Rios has served as director and associate director for the Institute for Puerto Rican and Latino Studies at UConn.
In this digital age, telenovelas are reaching record numbers of viewers now that programs are available not only on television, but online and on smartphones and tablets as well.
This growth in technology presents more opportunities to develop an audience and producers should be prepared distribute their shows across all digital formats, Rios said. “It’s done terrific things for the companies that were distributing telenovelas.”
According to Rios, while American soap operas have been losing viewers, telenovelas have seen the opposite. American soaps have not been able to attract younger audiences, while telenovelas, which are based on classic novels or pulp fiction, have grabbed the attention of the younger demographics.
Despite their success, there are social concerns that come with that popularity in terms of the way telenovelas portray some of their characters.
While there are some strong female characters on the shows, she said their power is usually usurped in a “happily-ever-after ending” where a man saves the day and the woman “must be rescued by a Prince Charming.”
Rios added that there seems to be a recurring message that to get ahead “you will need to cater to some man to really fulfill your life.”
Indigenous people are also not depicted well, she said, adding that black characters are also generally cast as servants or in an unflattering light. Their representation in telenovelas may lead viewers to devalue them compared to their lighter-skinned co-stars.
Conversely, Rios said, the happier, wealthier characters are typically portrayed by fair-skinned actors, suggesting that appearing to be more European makes someone successful.
The amount of violence in telenovelas is also “troubling”, she said.
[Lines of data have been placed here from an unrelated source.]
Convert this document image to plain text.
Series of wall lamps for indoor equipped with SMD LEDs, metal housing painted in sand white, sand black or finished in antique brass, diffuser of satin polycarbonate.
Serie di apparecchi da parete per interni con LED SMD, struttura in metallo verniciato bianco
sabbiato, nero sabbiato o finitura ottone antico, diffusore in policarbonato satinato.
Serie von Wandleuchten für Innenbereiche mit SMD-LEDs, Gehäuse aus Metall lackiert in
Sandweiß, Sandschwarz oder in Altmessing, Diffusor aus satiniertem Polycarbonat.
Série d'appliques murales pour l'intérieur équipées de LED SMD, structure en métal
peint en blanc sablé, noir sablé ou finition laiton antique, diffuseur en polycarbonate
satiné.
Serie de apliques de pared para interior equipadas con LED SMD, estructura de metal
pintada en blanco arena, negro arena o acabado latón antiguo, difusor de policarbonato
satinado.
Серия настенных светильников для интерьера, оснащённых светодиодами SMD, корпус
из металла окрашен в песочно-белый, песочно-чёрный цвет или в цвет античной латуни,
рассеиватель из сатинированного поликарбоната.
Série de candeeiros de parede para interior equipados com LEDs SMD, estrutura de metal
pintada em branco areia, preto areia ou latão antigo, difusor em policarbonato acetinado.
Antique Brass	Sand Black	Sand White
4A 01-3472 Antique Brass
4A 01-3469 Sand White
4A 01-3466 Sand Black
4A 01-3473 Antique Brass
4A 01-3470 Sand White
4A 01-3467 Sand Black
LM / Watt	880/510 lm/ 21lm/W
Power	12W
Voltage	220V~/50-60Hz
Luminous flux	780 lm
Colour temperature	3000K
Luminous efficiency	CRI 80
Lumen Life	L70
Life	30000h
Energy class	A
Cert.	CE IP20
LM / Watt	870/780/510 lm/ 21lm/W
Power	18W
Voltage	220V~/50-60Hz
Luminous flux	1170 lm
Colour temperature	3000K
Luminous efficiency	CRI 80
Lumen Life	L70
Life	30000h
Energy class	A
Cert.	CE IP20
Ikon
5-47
“There are problems when sexuality is tied to violence,” she said, pointing out that when the story lines involve rape, the victim is often described as a prostitute or a woman who was behaving in a way that brought on the crime.
Homophobia also is a issue, she said. She explained that homosexual relationships are simply “not tolerated.”
Despite some of the negative aspects of telenovelas, Rios admits she enjoys watching and researching them. “It really is fun,” she said.